1. Vegetable Lo Mein

This classic version uses broccoli, bell pepper, cabbage, carrots, and green onions. The vegetables let the wholesome noodle flavor shine.

2. Chicken Lo Mein

For some protein, slice and stir-fry chicken breast with your noodles. Sprinkle in chili powder or red pepper flakes for a kick.

3. Tofu Lo Mein

Silken tofu makes a smooth, nourishing vegan lo mein with whole wheat noodles. Add soy sauce, ginger, and garlic.

4. Beef Lo Mein

Thinly sliced flank steak cooks quickly to pair perfectly with hearty noodles and mushrooms for a satisfying dish.

5. Shrimp Lo Mein

Plump shrimp rounds out this seafood lo mein for a dose of omega-3’s to go with the whole grains.

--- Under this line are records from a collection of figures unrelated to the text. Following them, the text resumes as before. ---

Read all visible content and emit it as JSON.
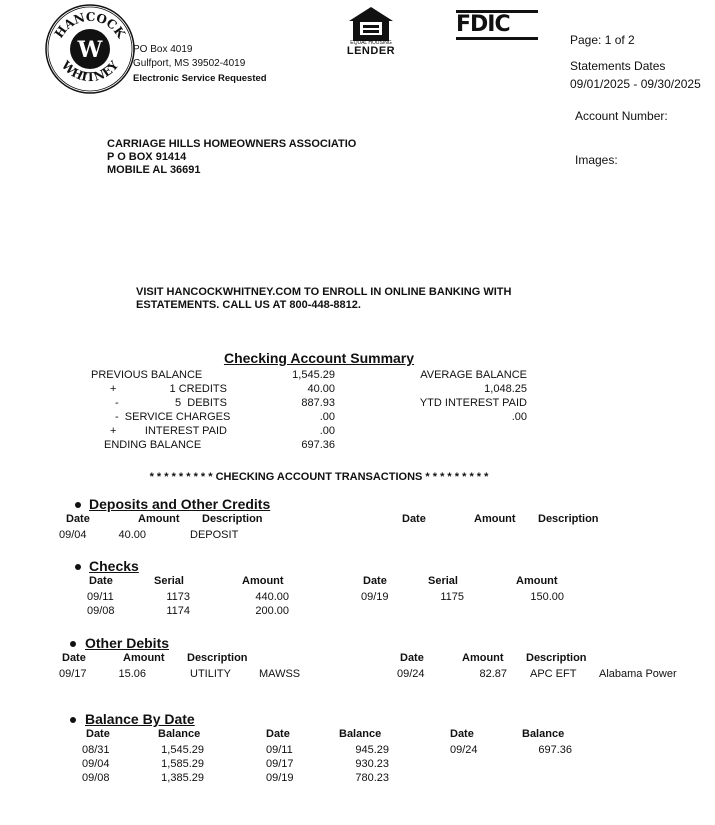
{
  "bank": {
    "logo_text_top": "HANCOCK",
    "logo_text_bottom": "WHITNEY",
    "logo_letter": "W",
    "address_line1": "PO Box 4019",
    "address_line2": "Gulfport, MS 39502-4019",
    "service_note": "Electronic Service Requested",
    "ehl_line1": "EQUAL HOUSING",
    "ehl_line2": "LENDER",
    "fdic": "FDIC"
  },
  "statement_info": {
    "page": "Page: 1 of 2",
    "dates_label": "Statements Dates",
    "dates_value": "09/01/2025 - 09/30/2025",
    "account_number_label": "Account Number:",
    "images_label": "Images:"
  },
  "customer": {
    "line1": "CARRIAGE HILLS HOMEOWNERS ASSOCIATIO",
    "line2": "P O BOX 91414",
    "line3": "MOBILE AL  36691"
  },
  "notice": {
    "line1": "VISIT HANCOCKWHITNEY.COM TO ENROLL IN ONLINE BANKING WITH",
    "line2": "ESTATEMENTS. CALL US AT 800-448-8812."
  },
  "summary": {
    "title": "Checking Account Summary",
    "previous_balance_label": "PREVIOUS BALANCE",
    "previous_balance": "1,545.29",
    "credits_sign": "+",
    "credits_label": "1 CREDITS",
    "credits": "40.00",
    "debits_sign": "-",
    "debits_label": "5  DEBITS",
    "debits": "887.93",
    "service_charges_label": "-  SERVICE CHARGES",
    "service_charges": ".00",
    "interest_sign": "+",
    "interest_label": "INTEREST PAID",
    "interest": ".00",
    "ending_balance_label": "ENDING BALANCE",
    "ending_balance": "697.36",
    "average_balance_label": "AVERAGE BALANCE",
    "average_balance": "1,048.25",
    "ytd_interest_label": "YTD INTEREST PAID",
    "ytd_interest": ".00"
  },
  "transactions_header": "* * * * * * * * * CHECKING ACCOUNT TRANSACTIONS * * * * * * * * *",
  "deposits": {
    "title": "Deposits and Other Credits",
    "headers": [
      "Date",
      "Amount",
      "Description"
    ],
    "rows": [
      {
        "date": "09/04",
        "amount": "40.00",
        "description": "DEPOSIT"
      }
    ]
  },
  "checks": {
    "title": "Checks",
    "headers": [
      "Date",
      "Serial",
      "Amount"
    ],
    "rows": [
      {
        "date": "09/11",
        "serial": "1173",
        "amount": "440.00"
      },
      {
        "date": "09/08",
        "serial": "1174",
        "amount": "200.00"
      },
      {
        "date": "09/19",
        "serial": "1175",
        "amount": "150.00"
      }
    ]
  },
  "other_debits": {
    "title": "Other Debits",
    "headers": [
      "Date",
      "Amount",
      "Description"
    ],
    "rows": [
      {
        "date": "09/17",
        "amount": "15.06",
        "description": "UTILITY",
        "payee": "MAWSS"
      },
      {
        "date": "09/24",
        "amount": "82.87",
        "description": "APC EFT",
        "payee": "Alabama Power"
      }
    ]
  },
  "balance_by_date": {
    "title": "Balance By Date",
    "headers": [
      "Date",
      "Balance"
    ],
    "rows": [
      {
        "date": "08/31",
        "balance": "1,545.29"
      },
      {
        "date": "09/04",
        "balance": "1,585.29"
      },
      {
        "date": "09/08",
        "balance": "1,385.29"
      },
      {
        "date": "09/11",
        "balance": "945.29"
      },
      {
        "date": "09/17",
        "balance": "930.23"
      },
      {
        "date": "09/19",
        "balance": "780.23"
      },
      {
        "date": "09/24",
        "balance": "697.36"
      }
    ]
  }
}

The possibilities are endless for crafting nourishing lo mein with the superior nutrition of whole wheat noodles. Let the ingredients below inspire you.

Proteins Vegetables Sauces & Seasonings
Chicken Broccoli Soy sauce
Beef Cabbage Sesame oil
Shrimp Carrots Rice vinegar
Tofu Onions Ginger
Pork Peppers Garlic
Turkey Bean sprouts 5-spice powder


In conclusion, while traditional lo mein noodles are made from refined white flour, whole wheat lo mein provides far more nutritional value. Seek out quality whole grain noodles made from 100% whole wheat to get the most fiber, protein, vitamins and minerals in each serving. With some adjustments to cooking time and texture, whole wheat noodles can achieve that perfect tender yet toothsome lo mein bite. Whip up your own healthy lo mein creations at home, or look for restaurants starting to offer whole grain noodles on the menu. With some attention to ingredients, you can enjoy all the delicious flavors of lo mein and the satisfying benefits of whole grains.